La mano de Ruiz se movió tan rápido que pareció que estaba en el cuello de Toño desde antes.
–¡Nos mejicaneaste, hijo de puta! –, dijo mordiendo las palabras.
– Claro, boludo. Y vine a contárselo para que me caguen a tiros…
Estuvieron así, inmóviles, como si fuese un problema de streaming. Hasta que habló el Zabeca.
– Tiene razón, Ruiz. Alguien sacó la guita.
– Alguien que sabía que estaba ahí. La caja es igual a las otras diez, salvo por la marca imperceptible que le hice. El paquete estaba debajo de la última resma, Yo saqué una para que encajara perfectamente. Y cuando revisé faltaba una resma, pero el paquete también.
Se sentaron. No, se derrumbaron en lo que hubiera en el refugio, sillas, sillones, piso. El Zabeca lo expresó por los tres:
–El jefe.
El jefe había hablado con los tres. Sólo por teléfono, con la voz distorsionada. El jefe los conocía, pero ninguno conocía al jefe.

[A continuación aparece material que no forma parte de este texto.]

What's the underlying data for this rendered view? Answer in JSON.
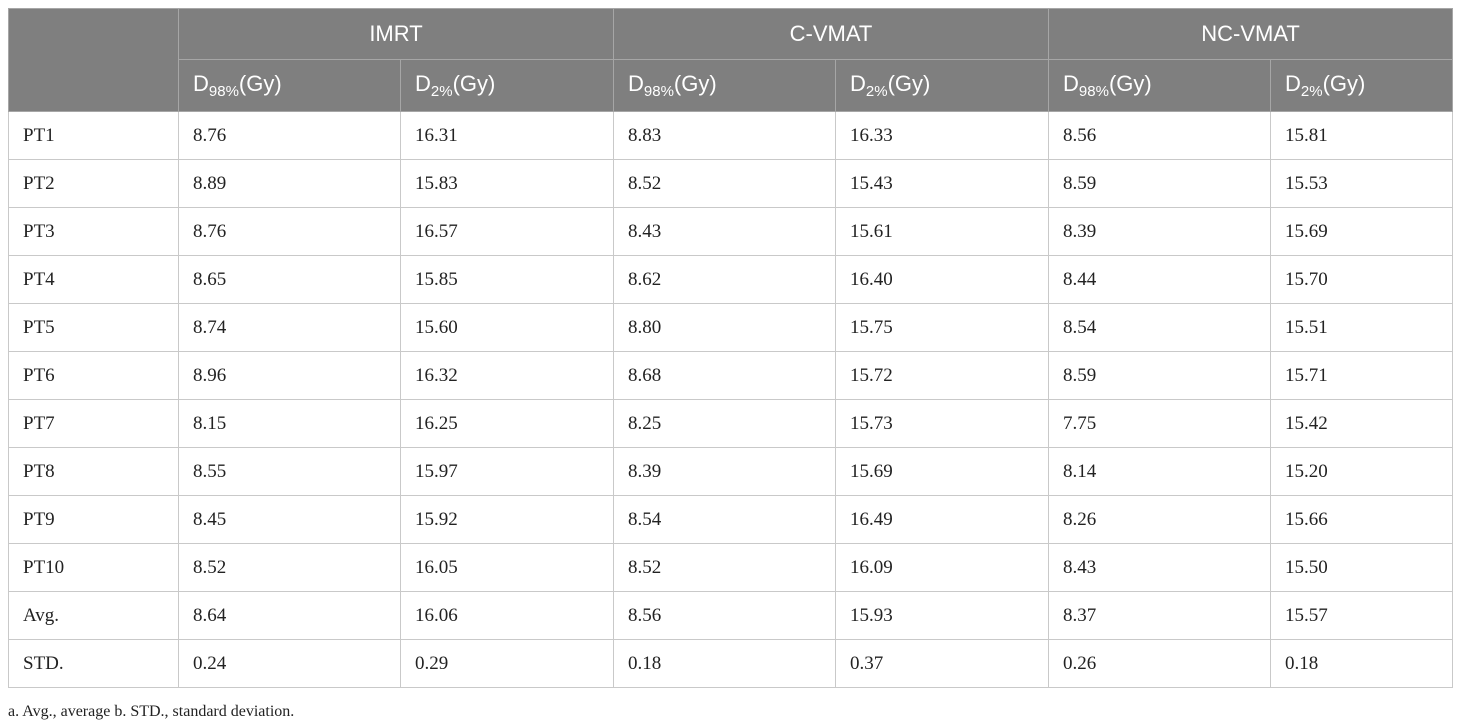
{
  "table": {
    "groups": [
      "IMRT",
      "C-VMAT",
      "NC-VMAT"
    ],
    "subheaders": [
      {
        "base": "D",
        "sub": "98%",
        "unit": "(Gy)"
      },
      {
        "base": "D",
        "sub": "2%",
        "unit": "(Gy)"
      }
    ],
    "rows": [
      {
        "label": "PT1",
        "values": [
          "8.76",
          "16.31",
          "8.83",
          "16.33",
          "8.56",
          "15.81"
        ]
      },
      {
        "label": "PT2",
        "values": [
          "8.89",
          "15.83",
          "8.52",
          "15.43",
          "8.59",
          "15.53"
        ]
      },
      {
        "label": "PT3",
        "values": [
          "8.76",
          "16.57",
          "8.43",
          "15.61",
          "8.39",
          "15.69"
        ]
      },
      {
        "label": "PT4",
        "values": [
          "8.65",
          "15.85",
          "8.62",
          "16.40",
          "8.44",
          "15.70"
        ]
      },
      {
        "label": "PT5",
        "values": [
          "8.74",
          "15.60",
          "8.80",
          "15.75",
          "8.54",
          "15.51"
        ]
      },
      {
        "label": "PT6",
        "values": [
          "8.96",
          "16.32",
          "8.68",
          "15.72",
          "8.59",
          "15.71"
        ]
      },
      {
        "label": "PT7",
        "values": [
          "8.15",
          "16.25",
          "8.25",
          "15.73",
          "7.75",
          "15.42"
        ]
      },
      {
        "label": "PT8",
        "values": [
          "8.55",
          "15.97",
          "8.39",
          "15.69",
          "8.14",
          "15.20"
        ]
      },
      {
        "label": "PT9",
        "values": [
          "8.45",
          "15.92",
          "8.54",
          "16.49",
          "8.26",
          "15.66"
        ]
      },
      {
        "label": "PT10",
        "values": [
          "8.52",
          "16.05",
          "8.52",
          "16.09",
          "8.43",
          "15.50"
        ]
      },
      {
        "label": "Avg.",
        "values": [
          "8.64",
          "16.06",
          "8.56",
          "15.93",
          "8.37",
          "15.57"
        ]
      },
      {
        "label": "STD.",
        "values": [
          "0.24",
          "0.29",
          "0.18",
          "0.37",
          "0.26",
          "0.18"
        ]
      }
    ]
  },
  "footnote": "a. Avg., average b. STD., standard deviation.",
  "colors": {
    "header_bg": "#7f7f7f",
    "header_text": "#ffffff",
    "grid": "#c9c9c9",
    "body_text": "#222222"
  }
}
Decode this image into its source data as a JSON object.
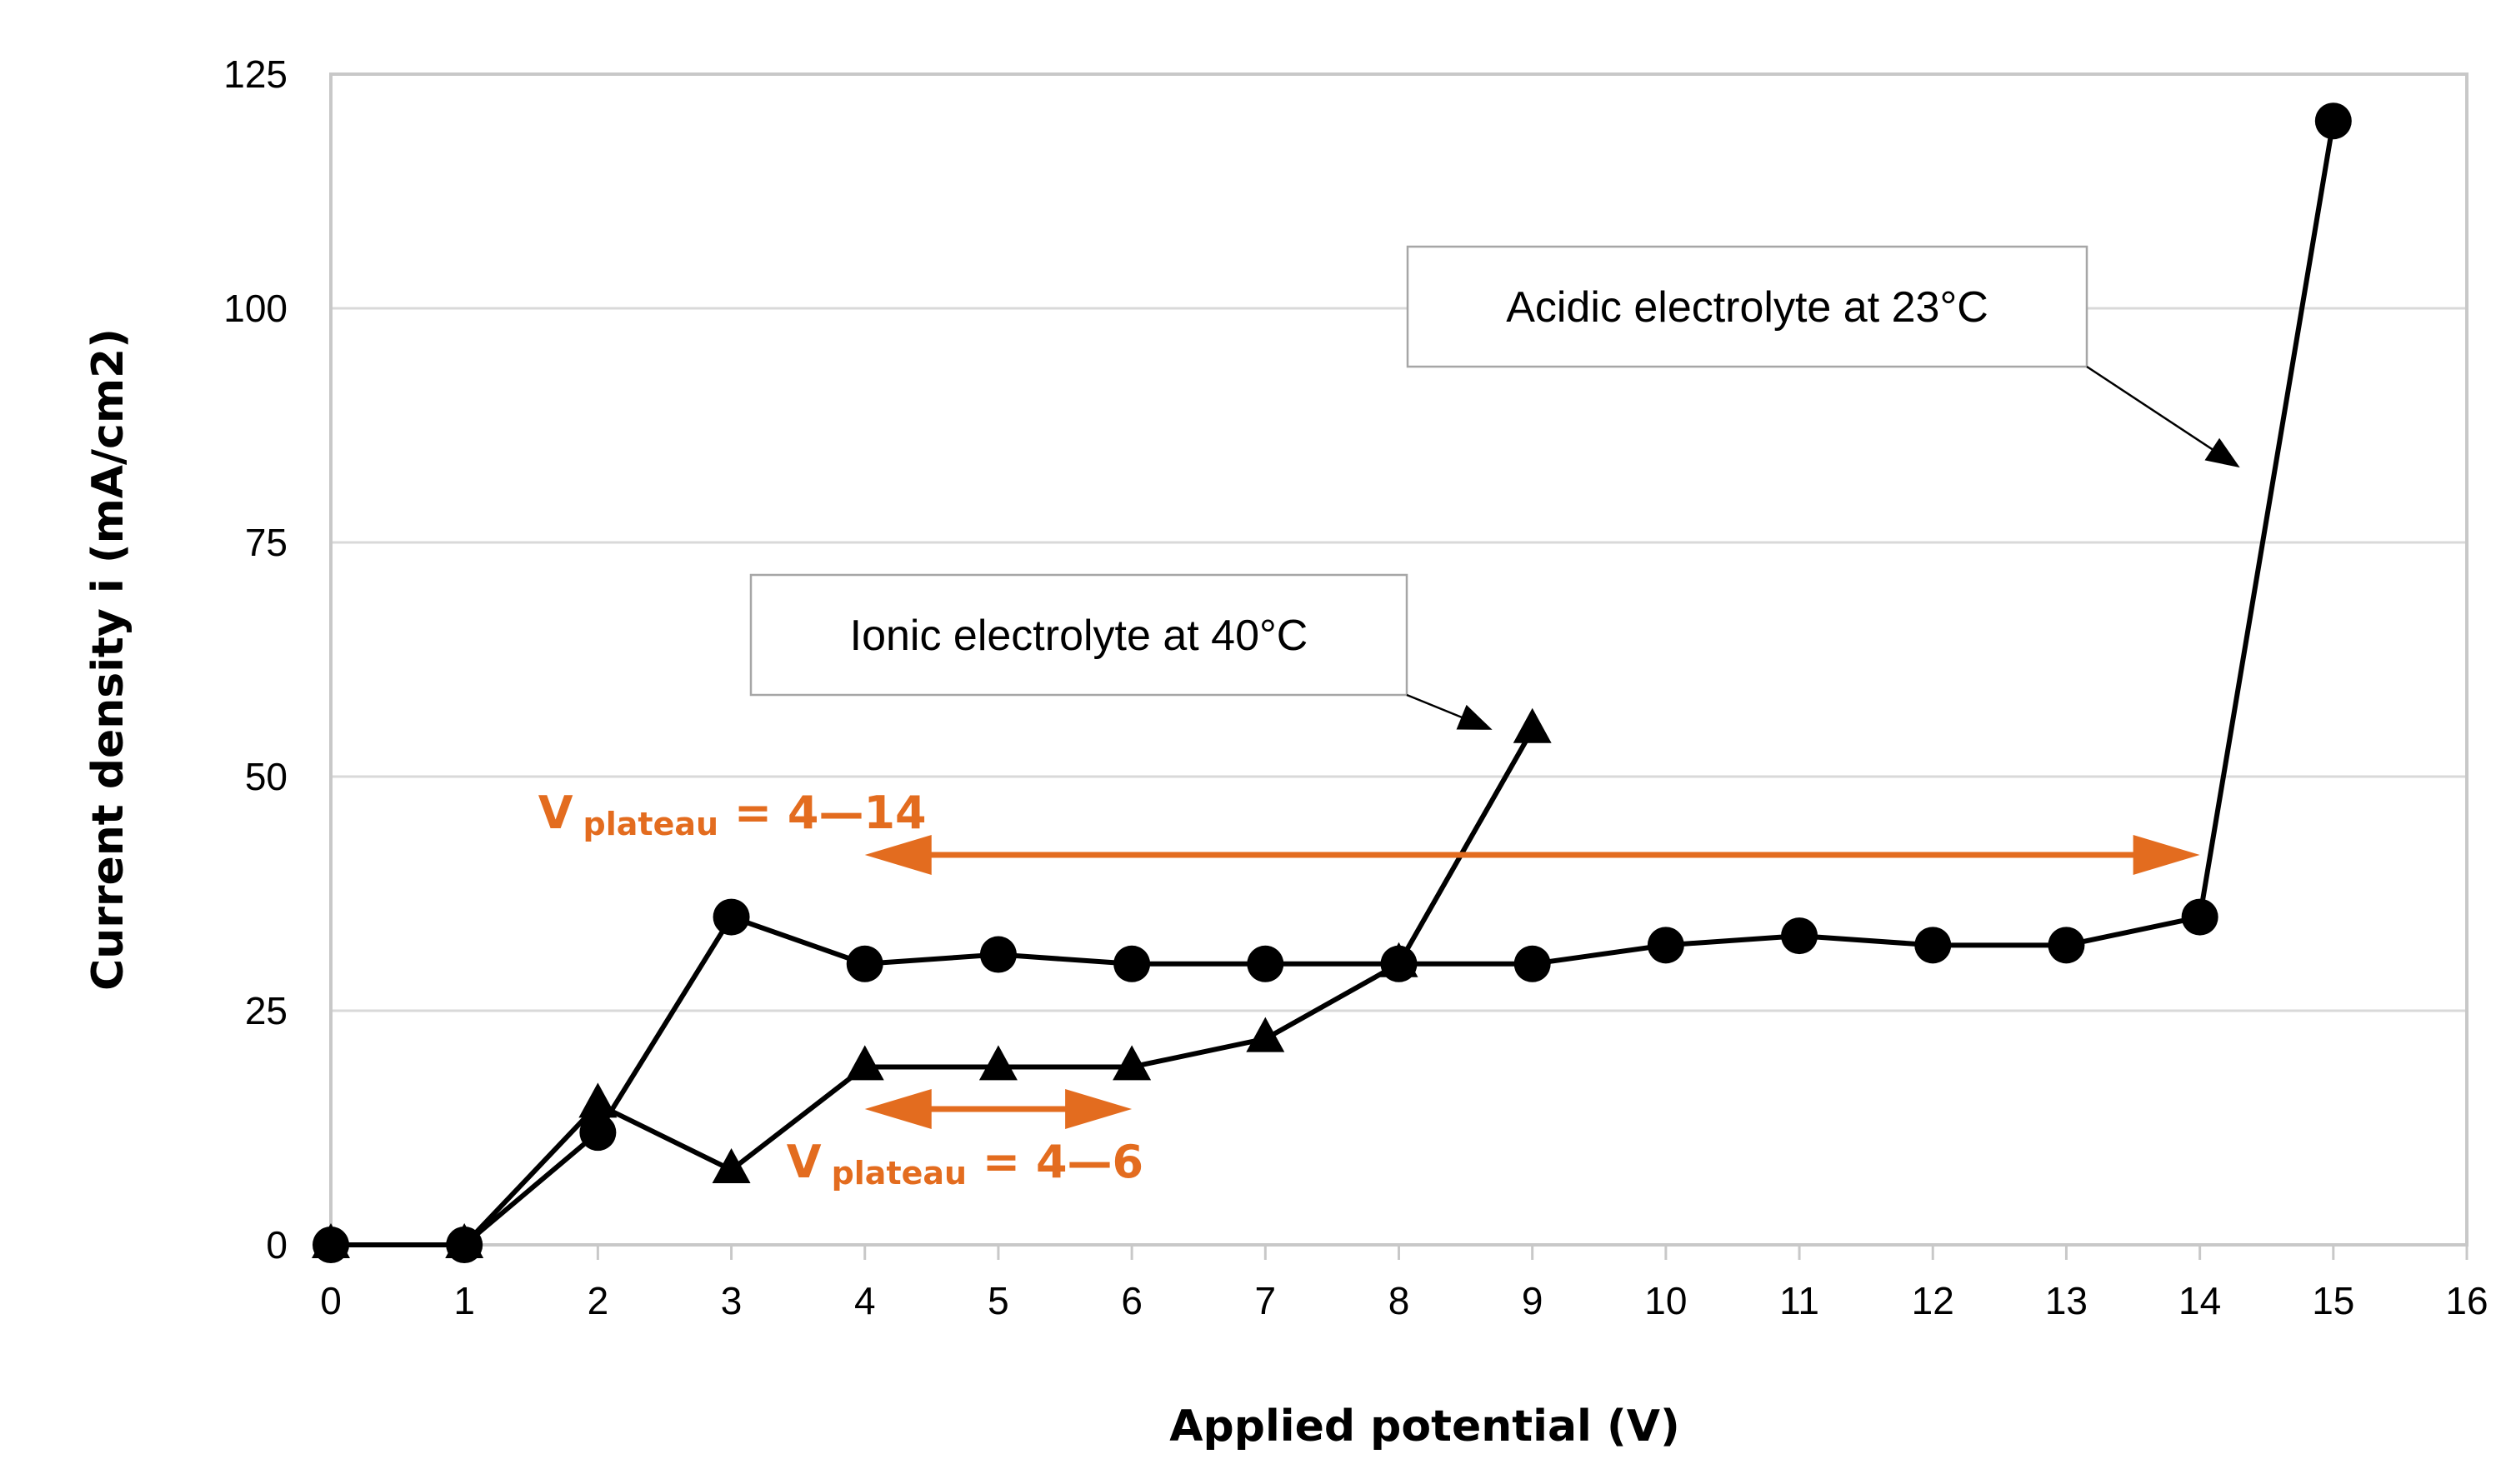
{
  "chart_data": {
    "type": "line",
    "title": "",
    "xlabel": "Applied potential (V)",
    "ylabel": "Current density i (mA/cm2)",
    "xlim": [
      0,
      16
    ],
    "ylim": [
      0,
      125
    ],
    "xticks": [
      0,
      1,
      2,
      3,
      4,
      5,
      6,
      7,
      8,
      9,
      10,
      11,
      12,
      13,
      14,
      15,
      16
    ],
    "yticks": [
      0,
      25,
      50,
      75,
      100,
      125
    ],
    "grid": true,
    "legend": "none",
    "series": [
      {
        "name": "Acidic electrolyte at 23°C",
        "marker": "circle",
        "color": "#000000",
        "x": [
          0,
          1,
          2,
          3,
          4,
          5,
          6,
          7,
          8,
          9,
          10,
          11,
          12,
          13,
          14,
          15
        ],
        "y": [
          0,
          0,
          12,
          35,
          30,
          31,
          30,
          30,
          30,
          30,
          32,
          33,
          32,
          32,
          35,
          120
        ]
      },
      {
        "name": "Ionic electrolyte at 40°C",
        "marker": "triangle",
        "color": "#000000",
        "x": [
          0,
          1,
          2,
          3,
          4,
          5,
          6,
          7,
          8,
          9
        ],
        "y": [
          0,
          0,
          15,
          8,
          19,
          19,
          19,
          22,
          30,
          55
        ]
      }
    ],
    "annotations": [
      {
        "id": "acidic",
        "text": "Acidic electrolyte at 23°C",
        "arrow_to": {
          "x": 14.3,
          "y": 83
        }
      },
      {
        "id": "ionic",
        "text": "Ionic electrolyte at 40°C",
        "arrow_to": {
          "x": 8.7,
          "y": 55
        }
      }
    ],
    "plateaus": [
      {
        "id": "acidic",
        "label_main": "V",
        "label_sub": "plateau",
        "label_rest": " = 4—6",
        "color": "#e36c1f",
        "x_range": [
          4,
          6
        ]
      },
      {
        "id": "wide",
        "label_main": "V",
        "label_sub": "plateau",
        "label_rest": " = 4—14",
        "color": "#e36c1f",
        "x_range": [
          4,
          14
        ]
      }
    ]
  }
}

El jefe los había mejicaneado.
–¡El jefe y la reputísima madre que lo reparió! –Toño expresó con claridad meridiana el sentimiento mutuo.


Quién diría, ¿no?, que tan pequeña y sórdida historia tuviera que ver con el asesinato, cinco años después, y en la Costa Azul, de aquel hombre generoso en propinas, amante del sol y de las muchachas, siempre tan atildado, siempre con corbatas al tono de sus trajes caros, siempre con camisas tan blancas que encandilaban.
El  taxista, flaco  sumido, con tos recurrente, aunque ya no fumaba, cerró el diario. Ahora, al fin, podría usar su parte. Aunque había sido generoso con Toño, nunca quiso arriesgarse mientras vivía. El Zabeca, claro, nunca se había entrado quién era el verdadero jefe, ni que el único mejicaneado había sido él.